6. Provide information relative to follow-up programs : Parents are often not well informed of the reasons for systematic follow-up. Many parents think this is essential to identify potential problems their child may have…
7. Discuss real-life outcomes: Providers should have regular interactions with NICU parents about the life trajectory of their child: what is the next step—remove the tube, remove the CPAP, full feeds, transition to oral feeds, oximetry, etc…
8. Normality and normativity: Avoid the term “normal” when describing babies after NICU discharge. Their tests and imaging may be “normal” or “abnormal,” above or below average; but for a family—especially after the NICU experience—these babies are extraordinary.
9. Empower: Parents of all NICU children should be able to feel like good parents—doing a good job caring for their child. In the NICU, they should be congratulated when they hold their baby, visit, provide breast milk, read to their child, ask questions, etc. .

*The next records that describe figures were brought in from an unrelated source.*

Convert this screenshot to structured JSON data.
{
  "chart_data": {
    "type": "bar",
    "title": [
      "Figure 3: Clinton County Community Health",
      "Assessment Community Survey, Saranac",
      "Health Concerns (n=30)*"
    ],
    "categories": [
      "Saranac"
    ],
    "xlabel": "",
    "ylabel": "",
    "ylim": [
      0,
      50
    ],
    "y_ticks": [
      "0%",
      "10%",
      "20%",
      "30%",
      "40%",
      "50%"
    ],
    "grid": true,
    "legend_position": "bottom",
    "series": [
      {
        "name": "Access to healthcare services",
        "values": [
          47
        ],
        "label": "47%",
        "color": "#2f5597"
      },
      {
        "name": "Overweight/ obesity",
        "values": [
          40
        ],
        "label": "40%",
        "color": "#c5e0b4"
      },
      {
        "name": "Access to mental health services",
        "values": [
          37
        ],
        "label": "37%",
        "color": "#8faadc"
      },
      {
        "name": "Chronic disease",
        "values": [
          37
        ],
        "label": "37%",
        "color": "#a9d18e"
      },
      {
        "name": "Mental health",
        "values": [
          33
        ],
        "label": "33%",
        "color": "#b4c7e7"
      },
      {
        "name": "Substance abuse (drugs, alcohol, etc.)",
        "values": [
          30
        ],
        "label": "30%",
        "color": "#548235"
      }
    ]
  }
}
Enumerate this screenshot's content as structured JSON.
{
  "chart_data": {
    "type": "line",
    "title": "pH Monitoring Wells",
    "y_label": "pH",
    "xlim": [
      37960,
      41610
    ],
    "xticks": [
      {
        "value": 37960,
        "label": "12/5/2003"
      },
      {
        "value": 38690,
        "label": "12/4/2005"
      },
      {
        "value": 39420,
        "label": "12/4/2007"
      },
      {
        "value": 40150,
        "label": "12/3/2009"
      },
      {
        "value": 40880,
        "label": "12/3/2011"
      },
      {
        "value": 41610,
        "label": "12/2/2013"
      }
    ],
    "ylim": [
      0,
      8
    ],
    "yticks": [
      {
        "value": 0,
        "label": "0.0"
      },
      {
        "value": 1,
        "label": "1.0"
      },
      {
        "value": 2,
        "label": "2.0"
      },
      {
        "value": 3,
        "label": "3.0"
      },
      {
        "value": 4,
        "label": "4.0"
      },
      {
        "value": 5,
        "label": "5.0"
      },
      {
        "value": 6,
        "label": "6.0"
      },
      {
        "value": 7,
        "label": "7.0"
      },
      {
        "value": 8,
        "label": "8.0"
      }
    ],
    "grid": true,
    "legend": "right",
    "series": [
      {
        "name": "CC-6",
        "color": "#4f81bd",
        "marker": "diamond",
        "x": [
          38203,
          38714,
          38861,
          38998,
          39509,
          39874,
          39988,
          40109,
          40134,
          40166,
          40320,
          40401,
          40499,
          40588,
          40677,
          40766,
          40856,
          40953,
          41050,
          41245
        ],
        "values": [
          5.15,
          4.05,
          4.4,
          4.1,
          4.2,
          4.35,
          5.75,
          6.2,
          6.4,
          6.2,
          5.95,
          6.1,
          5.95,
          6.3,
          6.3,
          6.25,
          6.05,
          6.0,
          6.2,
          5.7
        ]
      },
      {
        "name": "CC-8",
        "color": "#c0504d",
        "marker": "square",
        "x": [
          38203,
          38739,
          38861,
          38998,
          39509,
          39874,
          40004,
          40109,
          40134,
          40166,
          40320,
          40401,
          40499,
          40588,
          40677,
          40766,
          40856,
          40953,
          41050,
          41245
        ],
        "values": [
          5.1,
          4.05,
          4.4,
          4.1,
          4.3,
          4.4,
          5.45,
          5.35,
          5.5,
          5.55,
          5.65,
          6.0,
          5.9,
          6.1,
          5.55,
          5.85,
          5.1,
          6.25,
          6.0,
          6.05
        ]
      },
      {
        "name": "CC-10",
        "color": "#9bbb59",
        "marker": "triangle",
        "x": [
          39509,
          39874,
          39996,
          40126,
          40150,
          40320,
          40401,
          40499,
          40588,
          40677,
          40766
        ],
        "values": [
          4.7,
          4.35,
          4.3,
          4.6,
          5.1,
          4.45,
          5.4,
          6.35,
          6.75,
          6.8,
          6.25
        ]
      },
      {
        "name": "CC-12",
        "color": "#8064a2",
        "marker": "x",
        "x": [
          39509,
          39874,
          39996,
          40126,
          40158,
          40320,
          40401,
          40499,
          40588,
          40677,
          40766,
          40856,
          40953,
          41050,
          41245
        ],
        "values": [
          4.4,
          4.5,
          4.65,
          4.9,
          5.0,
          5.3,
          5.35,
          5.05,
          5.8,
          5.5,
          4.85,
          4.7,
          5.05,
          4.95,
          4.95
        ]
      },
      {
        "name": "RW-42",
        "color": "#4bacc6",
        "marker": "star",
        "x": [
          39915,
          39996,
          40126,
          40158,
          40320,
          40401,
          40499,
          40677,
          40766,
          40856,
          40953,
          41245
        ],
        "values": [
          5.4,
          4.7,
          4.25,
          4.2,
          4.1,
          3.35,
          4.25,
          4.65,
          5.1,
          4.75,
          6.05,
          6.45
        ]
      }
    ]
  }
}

10. Inform NICU families of parental support groups or associations that can offer them experiential information about the child/family experience
11. Words are important : Know the name of the baby and avoid labels: neonates are not their condition or their outcome. The way we describe babies can have an impact on how parents see their children.
Recommendations for researchers
- 1. Research projects should focus on primary outcomes that are of importance to families. Families should be involved in planning research, and in determining which outcomes should be investigated…
2.Decreasing the impacts of neonatal critical illness is a vitally important task, given the improved survival of infants with so many different conditions. But unless we investigate which outcomes are truly most important to our patients and their families, we will not be able to progress further.